Überblick über Sicherheitsvorfälle bei Plugin-Wallets: Häufig betroffen von gefälschter Software und Phishing-Angriffen, direkte offizielle Schwachstellen sind selten.

BlockBeats Nachrichten, am 26. Dezember veröffentlichte Trust Wallet heute Morgen eine Sicherheitswarnung und bestätigte, dass die Version 2.68 des Trust Wallet Browser-Plugins eine Sicherheitslücke aufweist. Laut On-Chain-Detektiv ZachXBT wurden bereits Hunderte von Trust Wallet Nutzern bestohlen, wobei der Verlust mindestens 6 Millionen US-Dollar beträgt. Mehrere führende Browser-Plugins waren bereits von ähnlichen Sicherheitsvorfällen betroffen:

Das Trust Wallet Browser-Plugin wurde bereits im November 2022 mit einer WebAssembly-Sicherheitslücke entdeckt, die nur neue Wallet-Adressen betraf, die zwischen dem 14. und 23. November 2022 erstellt wurden. Dies führte zu einem Diebstahl von etwa 170.000 US-Dollar. Trust Wallet entdeckte das Problem durch ein Bug-Bounty-Programm, behob die Schwachstelle und entschädigte alle betroffenen Nutzer vollständig.

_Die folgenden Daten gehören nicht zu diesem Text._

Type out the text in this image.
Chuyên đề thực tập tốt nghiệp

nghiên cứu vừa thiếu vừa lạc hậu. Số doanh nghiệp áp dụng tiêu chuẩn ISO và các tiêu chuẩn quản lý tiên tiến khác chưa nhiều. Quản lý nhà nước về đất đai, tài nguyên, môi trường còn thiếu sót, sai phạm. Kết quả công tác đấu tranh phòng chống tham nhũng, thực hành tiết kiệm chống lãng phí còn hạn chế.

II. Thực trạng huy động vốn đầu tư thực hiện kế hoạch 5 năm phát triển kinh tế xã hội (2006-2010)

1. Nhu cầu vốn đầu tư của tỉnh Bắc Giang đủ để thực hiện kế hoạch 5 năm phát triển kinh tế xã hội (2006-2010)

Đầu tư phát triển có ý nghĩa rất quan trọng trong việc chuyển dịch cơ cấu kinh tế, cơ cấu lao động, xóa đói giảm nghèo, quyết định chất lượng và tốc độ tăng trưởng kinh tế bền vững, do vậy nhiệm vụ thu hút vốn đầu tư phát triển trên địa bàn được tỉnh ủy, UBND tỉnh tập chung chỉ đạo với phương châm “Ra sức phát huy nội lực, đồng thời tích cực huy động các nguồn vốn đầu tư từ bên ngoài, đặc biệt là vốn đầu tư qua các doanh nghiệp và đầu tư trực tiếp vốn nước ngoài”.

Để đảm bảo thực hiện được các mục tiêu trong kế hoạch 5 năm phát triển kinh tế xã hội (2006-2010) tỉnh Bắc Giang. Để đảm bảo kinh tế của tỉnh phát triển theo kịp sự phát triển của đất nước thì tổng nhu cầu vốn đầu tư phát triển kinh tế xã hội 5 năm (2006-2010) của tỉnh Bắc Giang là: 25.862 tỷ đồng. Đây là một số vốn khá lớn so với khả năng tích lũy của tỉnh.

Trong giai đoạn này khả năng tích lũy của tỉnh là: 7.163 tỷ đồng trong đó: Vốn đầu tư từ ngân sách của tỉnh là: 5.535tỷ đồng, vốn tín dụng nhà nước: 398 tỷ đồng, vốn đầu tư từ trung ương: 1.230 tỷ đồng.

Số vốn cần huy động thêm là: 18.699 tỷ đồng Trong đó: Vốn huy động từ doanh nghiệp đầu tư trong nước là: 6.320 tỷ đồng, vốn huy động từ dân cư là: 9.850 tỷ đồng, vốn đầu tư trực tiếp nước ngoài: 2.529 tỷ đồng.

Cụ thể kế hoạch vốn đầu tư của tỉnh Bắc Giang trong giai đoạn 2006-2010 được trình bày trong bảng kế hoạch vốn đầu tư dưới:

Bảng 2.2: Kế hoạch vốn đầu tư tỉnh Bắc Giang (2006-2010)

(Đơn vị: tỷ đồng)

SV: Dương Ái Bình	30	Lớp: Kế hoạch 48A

MetaMask hatte 2022 eine „Demonic“-Sicherheitslücke, die ältere Versionen vor 10.11.3 betraf, wobei private Schlüssel möglicherweise im Browser-Speicher offengelegt wurden. Es sind jedoch keine groß angelegten finanziellen Verluste bekannt. Von 2023 bis 2025 lief das offizielle MetaMask Wallet-Plugin sicher, war jedoch häufig von gefälschten Erweiterungen betroffen. Ein Chainalysis-Bericht zeigt, dass 2025 die Zahl der ungewöhnlichen Diebstähle bei MetaMask-Nutzern stark anstieg, hauptsächlich verursacht durch gefälschte Malware und Phishing, nicht durch die Sicherheit des Plugins selbst. MetaMask veröffentlicht hierzu monatliche Sicherheitsberichte, bleibt aber als beliebtes Ethereum-Plugin-Wallet das Hauptziel für Fälschungen.

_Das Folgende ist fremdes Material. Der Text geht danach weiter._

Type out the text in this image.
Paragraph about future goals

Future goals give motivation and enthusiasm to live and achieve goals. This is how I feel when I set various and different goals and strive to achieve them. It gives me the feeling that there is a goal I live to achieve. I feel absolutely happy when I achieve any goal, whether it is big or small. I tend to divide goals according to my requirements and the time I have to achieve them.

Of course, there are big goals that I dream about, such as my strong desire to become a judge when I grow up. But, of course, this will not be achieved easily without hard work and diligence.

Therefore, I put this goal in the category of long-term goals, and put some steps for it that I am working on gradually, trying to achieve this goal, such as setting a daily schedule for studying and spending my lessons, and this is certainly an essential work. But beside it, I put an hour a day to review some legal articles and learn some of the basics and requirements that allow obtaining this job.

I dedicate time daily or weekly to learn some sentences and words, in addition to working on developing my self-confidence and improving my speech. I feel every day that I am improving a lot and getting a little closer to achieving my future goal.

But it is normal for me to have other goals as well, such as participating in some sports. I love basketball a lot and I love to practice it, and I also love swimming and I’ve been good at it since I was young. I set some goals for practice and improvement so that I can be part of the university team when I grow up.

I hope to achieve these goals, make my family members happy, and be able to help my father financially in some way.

Phantom (das führende Solana-Wallet-Plugin) war ebenfalls 2022 von der „Demonic“-Sicherheitslücke betroffen, jedoch sind auch hier keine groß angelegten finanziellen Verluste bekannt. Anfang 2025 gab es eine Sicherheitskontroverse um das Phantom Wallet-Plugin, bei der ein Nutzer 500.000 US-Dollar verlor. Dies wurde darauf zurückgeführt, dass der private Schlüssel unverschlüsselt im Speicher von Phantom abgelegt wurde, was einen Hackerangriff ermöglichte. In der Folge wurde eine Sammelklage beim Bezirksgericht des südlichen Bezirks von New York eingereicht. Phantom wies alle Vorwürfe entschieden zurück, bezeichnete die Klage als „unbegründet“ und betonte, dass Phantom ein nicht-verwahrendes Wallet ist und die Verantwortung für die Sicherheit der Gelder beim Nutzer liegt.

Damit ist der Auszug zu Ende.